Shortly after I came out to you, you said you'd noticed my fingernails were a bit longer and more shapely than you might expect. I had taken to keeping my hands clenched to keep the nails hidden as I was self-conscious and after that I felt I didn't need to keep them hidden anymore.
Since then, we've talked a lot about the energy it takes to be someone who you aren't. Being able to talk to you about it, to work out a work pattern that allows me more space to be myself: working from home and not having the pressure to have the camera turned on during Webexes – little things like that make a huge difference from my point of view.
Toby: Yes and from my perspective as a manager, they are small changes which are not difficult to accommodate.
Both of us recognise the value of diversity within teams, whether that be diversity of age, gender, race, educational level, specialisation etc. You, as well as being a very strong professional and technician, have a perspective as a trans person that allows you to bring an understanding to many situations which I very much value.
You've been able to talk about your gender and the understanding it gives you of people in general has really helped when we've brought new members into the team who are from a younger generation. You are an amazing person at bridging that gap and forming a much better integrated team than we might otherwise have had.
Simon: I've certainly enjoyed the times when the team has been more varied, in lots of different ways. In fact, because of the cross-BRG work we are doing with the hidden disabilities team, I'm now learning more about diverse abilities. As you know my son is on the ASD spectrum. Diversity in terms of how people work and relate to each other, going beyond age, gender and race and having that diversity of all types really makes for a vibrant team.
Toby: Very much so. I think it is important to touch on the value to the wider team when you took the step to actually announce yourself to the team as a whole.
We'd talked some years ago about your gender and you had shared it with some friends at Hursley.
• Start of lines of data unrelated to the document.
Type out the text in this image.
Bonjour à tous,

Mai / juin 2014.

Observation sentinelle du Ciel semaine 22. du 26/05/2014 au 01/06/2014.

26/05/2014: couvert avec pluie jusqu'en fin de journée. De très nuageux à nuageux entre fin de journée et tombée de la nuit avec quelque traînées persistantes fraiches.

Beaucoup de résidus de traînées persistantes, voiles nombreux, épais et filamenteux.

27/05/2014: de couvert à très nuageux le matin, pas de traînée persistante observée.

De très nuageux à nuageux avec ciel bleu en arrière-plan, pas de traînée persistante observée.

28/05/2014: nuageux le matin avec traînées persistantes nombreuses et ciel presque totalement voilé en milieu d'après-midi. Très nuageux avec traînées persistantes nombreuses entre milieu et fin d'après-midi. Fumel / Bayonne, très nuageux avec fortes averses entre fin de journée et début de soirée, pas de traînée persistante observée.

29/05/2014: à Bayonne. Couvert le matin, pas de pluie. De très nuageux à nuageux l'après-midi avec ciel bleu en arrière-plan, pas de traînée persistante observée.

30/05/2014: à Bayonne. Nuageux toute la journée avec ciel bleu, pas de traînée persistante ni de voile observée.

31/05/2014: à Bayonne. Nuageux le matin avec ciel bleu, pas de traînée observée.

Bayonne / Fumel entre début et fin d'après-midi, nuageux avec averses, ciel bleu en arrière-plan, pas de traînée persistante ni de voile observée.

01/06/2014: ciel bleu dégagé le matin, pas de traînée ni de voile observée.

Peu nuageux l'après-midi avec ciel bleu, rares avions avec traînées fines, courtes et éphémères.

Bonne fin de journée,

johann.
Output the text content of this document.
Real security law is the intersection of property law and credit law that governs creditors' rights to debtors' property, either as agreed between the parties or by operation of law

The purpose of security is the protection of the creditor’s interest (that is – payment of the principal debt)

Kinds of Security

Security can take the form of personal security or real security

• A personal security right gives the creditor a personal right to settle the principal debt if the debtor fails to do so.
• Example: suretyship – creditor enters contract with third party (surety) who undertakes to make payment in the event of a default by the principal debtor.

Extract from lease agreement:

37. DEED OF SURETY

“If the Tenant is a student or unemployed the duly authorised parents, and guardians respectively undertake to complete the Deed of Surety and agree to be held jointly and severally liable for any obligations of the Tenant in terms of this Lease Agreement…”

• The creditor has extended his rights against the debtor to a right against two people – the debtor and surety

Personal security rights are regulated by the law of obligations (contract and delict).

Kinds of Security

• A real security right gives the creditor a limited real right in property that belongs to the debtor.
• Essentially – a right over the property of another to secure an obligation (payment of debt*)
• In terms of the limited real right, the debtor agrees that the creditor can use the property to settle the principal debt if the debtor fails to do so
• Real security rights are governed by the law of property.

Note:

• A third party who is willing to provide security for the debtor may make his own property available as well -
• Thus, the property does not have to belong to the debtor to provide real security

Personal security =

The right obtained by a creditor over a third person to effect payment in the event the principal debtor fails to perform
But it wasn't until a couple of years ago that you actually announced to the team as a whole. What really delighted me was the 100% positive response that came out of that conversation. One of the loveliest things was that a colleague shared that his nephew was also trans and immediately there was a bond there.
It highlighted the importance of communication and how sharing stories actually make topics like this much less of an (I hesitate to use the word) issue, because these things are not issues, but to make them less of a hurdle.
Simon: Thank you for your support at that time - Yes - that was actually a direct result of the Ally programme - I had been through the ally training and at the end of it you make your commitment to make the workplace more free and open. I felt that sharing my story with a team of people that I knew and respected was a way of doing just that.
Your support as we led up to that was fantastic and the response from a few people on a one-to-one level was very touching. It may not be an issue, but certainly for people of my (and a lot of our colleagues') generation, there are things that you tend not to talk about. Opening that door and getting a completely positive response, that was a great moment for me.
Toby: I think your decision to share with the wider team and to be open about your gender made you more available to support others as well. Another colleague who joined the team more recently came to me, to share that one of his children had come out as non-binary. It was delightful to be able to say that you were open about your gender and could give an interesting perspective on the situation and help that individual understand what their child was going through.
It just demonstrates that by sharing and being open with each other in the workplace, we can help each other outside of work in the wider community.
Simon: I know this level of acceptance hasn't always been the case even at IBM, but we've moved on and I think we are lucky to be in a company that fosters this kind of behaviour and openness.